In the context of climate discourse, these images resonate as both documentation and speculation. They invite reflection on biodiversity, extinction, and the role of technology in shaping ecological futures.
Entangled Others won the 2025 Lumen Prize Nature & Climate Award.
Sougwen Chung
Drawing as collaboration between human and machine
Sougwen Chung’s work unfolds through performance, where drawing becomes a shared activity between human and machine. Their systems are trained on archives of their own mark-making, allowing robotic arms to generate lines that echo their style.
In live performances, Chung draws alongside these machines. The interaction produces a feedback loop, where each gesture influences the next. The resulting images carry traces of both participants, blending human intention with computational response.
This practice positions AI as a collaborator with agency. The machine operates within learned parameters, yet introduces variation and unpredictability. Drawing becomes an evolving conversation, extending beyond the individual artist.
Chung’s work expands the definition of artistic practice to include interaction, embodiment, and real-time exchange. It situates computation within the physical space of performance, where code translates into movement and mark.
Sougwen won the 2019 Lumen Prize Still Image Award.
Refik is known for transforming vast datasets into immersive, sensory environments. His practice treats data as raw material, what he often calls a kind of “paint” - using machine learning algorithms to process and visualise millions of data points into dynamic and ever-evolving artworks.
His works are typically architectural in scale, unfolding across entire rooms, buildings, or public spaces. Through projection, sound, and sometimes even scent, they envelop the viewer turning static data into something spatial and experiential.
Rather than presenting data as information, Anadol reimagines it as memory, dream, and emotion. In projects like Machine Hallucinations and Unsupervised, AI systems “interpret” archives whether millions of photographs or centuries of art history - producing fluid, abstract visualisations that feel less like analysis and more like machines imagining the world.
At the core of his practice is a simple but radical idea: what if machines could remember, dream, and feel, and what would that look like in space?
Refik won the 2019 Lumen Prize Gold Award.
Refik Anadol
Art, data, and machine intelligence.
Toward a new definition of artistic practice.
Across these artists, a shared set of concerns emerges.
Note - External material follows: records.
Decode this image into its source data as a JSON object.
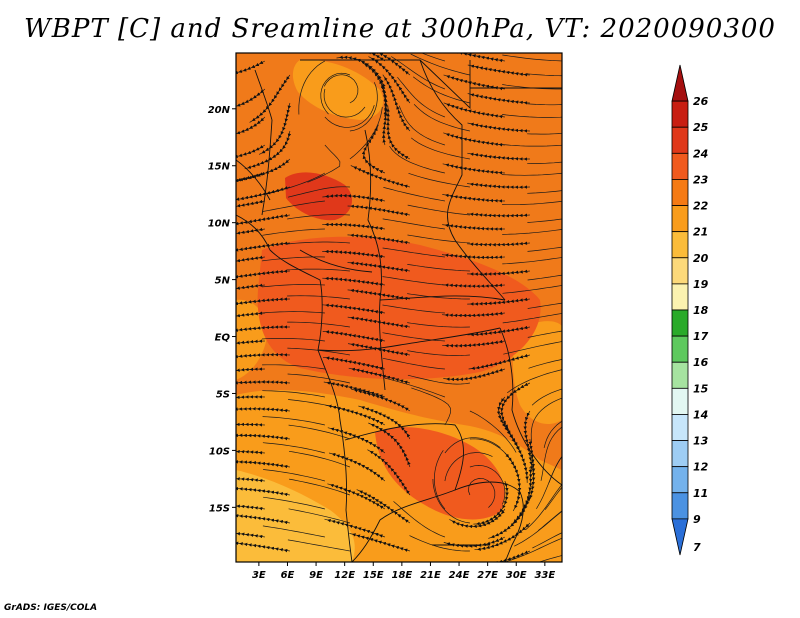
{
  "title": "WBPT [C] and Sreamline at 300hPa, VT: 2020090300",
  "credit": "GrADS: IGES/COLA",
  "map": {
    "lat_ticks": [
      "20N",
      "15N",
      "10N",
      "5N",
      "EQ",
      "5S",
      "10S",
      "15S"
    ],
    "lat_values": [
      20,
      15,
      10,
      5,
      0,
      -5,
      -10,
      -15
    ],
    "lon_ticks": [
      "3E",
      "6E",
      "9E",
      "12E",
      "15E",
      "18E",
      "21E",
      "24E",
      "27E",
      "30E",
      "33E"
    ],
    "lon_values": [
      3,
      6,
      9,
      12,
      15,
      18,
      21,
      24,
      27,
      30,
      33
    ],
    "lat_range": [
      -19.8,
      24.9
    ],
    "lon_range": [
      0.6,
      34.8
    ]
  },
  "colorbar": {
    "labels": [
      "26",
      "25",
      "24",
      "23",
      "22",
      "21",
      "20",
      "19",
      "18",
      "17",
      "16",
      "15",
      "14",
      "13",
      "12",
      "11",
      "9",
      "7"
    ],
    "colors": [
      "#a50f0f",
      "#c81e12",
      "#e0381a",
      "#f05a1e",
      "#f57a14",
      "#f99c1b",
      "#fbbc3a",
      "#fcd97a",
      "#fbf2b0",
      "#2aaa2a",
      "#5ec95e",
      "#a6e3a0",
      "#e3f7f2",
      "#c7e6fb",
      "#9ecdf4",
      "#74b2ec",
      "#4b92e2",
      "#2a6fd8"
    ]
  },
  "wbpt_field": {
    "background": "#f07a1a",
    "palette": {
      "c20": "#fbbc3a",
      "c21": "#f99c1b",
      "c23": "#f05a1e",
      "c24": "#e0381a"
    }
  }
}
Each engages with systems rather than static outputs. Each treats data as a material that carries meaning and history while exploring authorship as a distributed process that unfolds across human and machine.
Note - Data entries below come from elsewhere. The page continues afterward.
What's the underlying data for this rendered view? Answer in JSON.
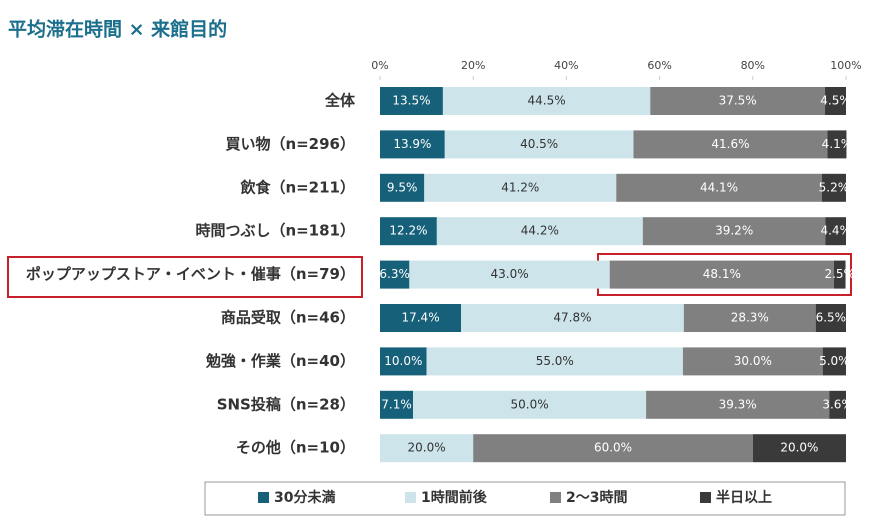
{
  "chart_data": {
    "type": "stacked_barh",
    "title": "平均滞在時間 × 来館目的",
    "categories": [
      "全体",
      "買い物（n=296）",
      "飲食（n=211）",
      "時間つぶし（n=181）",
      "ポップアップストア・イベント・催事（n=79）",
      "商品受取（n=46）",
      "勉強・作業（n=40）",
      "SNS投稿（n=28）",
      "その他（n=10）"
    ],
    "series": [
      {
        "name": "30分未満",
        "color": "#17607a",
        "values": [
          13.5,
          13.9,
          9.5,
          12.2,
          6.3,
          17.4,
          10.0,
          7.1,
          null
        ],
        "value_labels": [
          "13.5%",
          "13.9%",
          "9.5%",
          "12.2%",
          "6.3%",
          "17.4%",
          "10.0%",
          "7.1%",
          null
        ]
      },
      {
        "name": "1時間前後",
        "color": "#cde5ea",
        "values": [
          44.5,
          40.5,
          41.2,
          44.2,
          43.0,
          47.8,
          55.0,
          50.0,
          20.0
        ],
        "value_labels": [
          "44.5%",
          "40.5%",
          "41.2%",
          "44.2%",
          "43.0%",
          "47.8%",
          "55.0%",
          "50.0%",
          "20.0%"
        ]
      },
      {
        "name": "2〜3時間",
        "color": "#808080",
        "values": [
          37.5,
          41.6,
          44.1,
          39.2,
          48.1,
          28.3,
          30.0,
          39.3,
          60.0
        ],
        "value_labels": [
          "37.5%",
          "41.6%",
          "44.1%",
          "39.2%",
          "48.1%",
          "28.3%",
          "30.0%",
          "39.3%",
          "60.0%"
        ]
      },
      {
        "name": "半日以上",
        "color": "#3a3a3a",
        "values": [
          4.5,
          4.1,
          5.2,
          4.4,
          2.5,
          6.5,
          5.0,
          3.6,
          20.0
        ],
        "value_labels": [
          "4.5%",
          "4.1%",
          "5.2%",
          "4.4%",
          "2.5%",
          "6.5%",
          "5.0%",
          "3.6%",
          "20.0%"
        ]
      }
    ],
    "xlim": [
      0,
      100
    ],
    "xticks": [
      {
        "value": 0,
        "label": "0%"
      },
      {
        "value": 20,
        "label": "20%"
      },
      {
        "value": 40,
        "label": "40%"
      },
      {
        "value": 60,
        "label": "60%"
      },
      {
        "value": 80,
        "label": "80%"
      },
      {
        "value": 100,
        "label": "100%"
      }
    ],
    "legend": "bottom"
  }
}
This shift has implications for how art is produced, experienced, and valued. The studio expands into a computational environment, where code, datasets, and models operate as core components of practice. The artwork evolves over time, shaped by parameters, inputs, and interactions.
The current discourse around AI art often focuses on immediacy and automation. These artists offer a different perspective, with a particular focus on experimentation. Their work reflects the early years of the AI age, a period defined by exploration, pushing of guardrails and the gradual emergence of new forms.
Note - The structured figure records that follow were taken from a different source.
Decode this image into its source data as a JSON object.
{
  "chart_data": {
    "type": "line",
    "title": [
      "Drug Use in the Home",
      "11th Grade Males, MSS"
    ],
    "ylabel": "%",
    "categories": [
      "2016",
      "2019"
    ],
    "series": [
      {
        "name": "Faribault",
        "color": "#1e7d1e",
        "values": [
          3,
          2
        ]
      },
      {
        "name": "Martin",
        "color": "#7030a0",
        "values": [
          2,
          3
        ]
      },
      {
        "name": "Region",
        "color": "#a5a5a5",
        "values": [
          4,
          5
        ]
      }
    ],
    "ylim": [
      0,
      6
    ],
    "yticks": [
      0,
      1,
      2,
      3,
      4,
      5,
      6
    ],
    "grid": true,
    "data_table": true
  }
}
As this field continues to develop, the role of the artist as engineer becomes increasingly visible. Coding functions as both language and medium, enabling the construction of systems that generate, respond, and transform. Within this landscape, art takes on new dimensions, extending beyond objects into processes that unfold across time and computation.
The question that remains is not whether AI belongs within artistic practice, but how its presence reshapes the conditions under which art is made. These artists provide a framework for understanding that transformation, offering a vision of art that is deeply intertwined with the technologies that define its moment.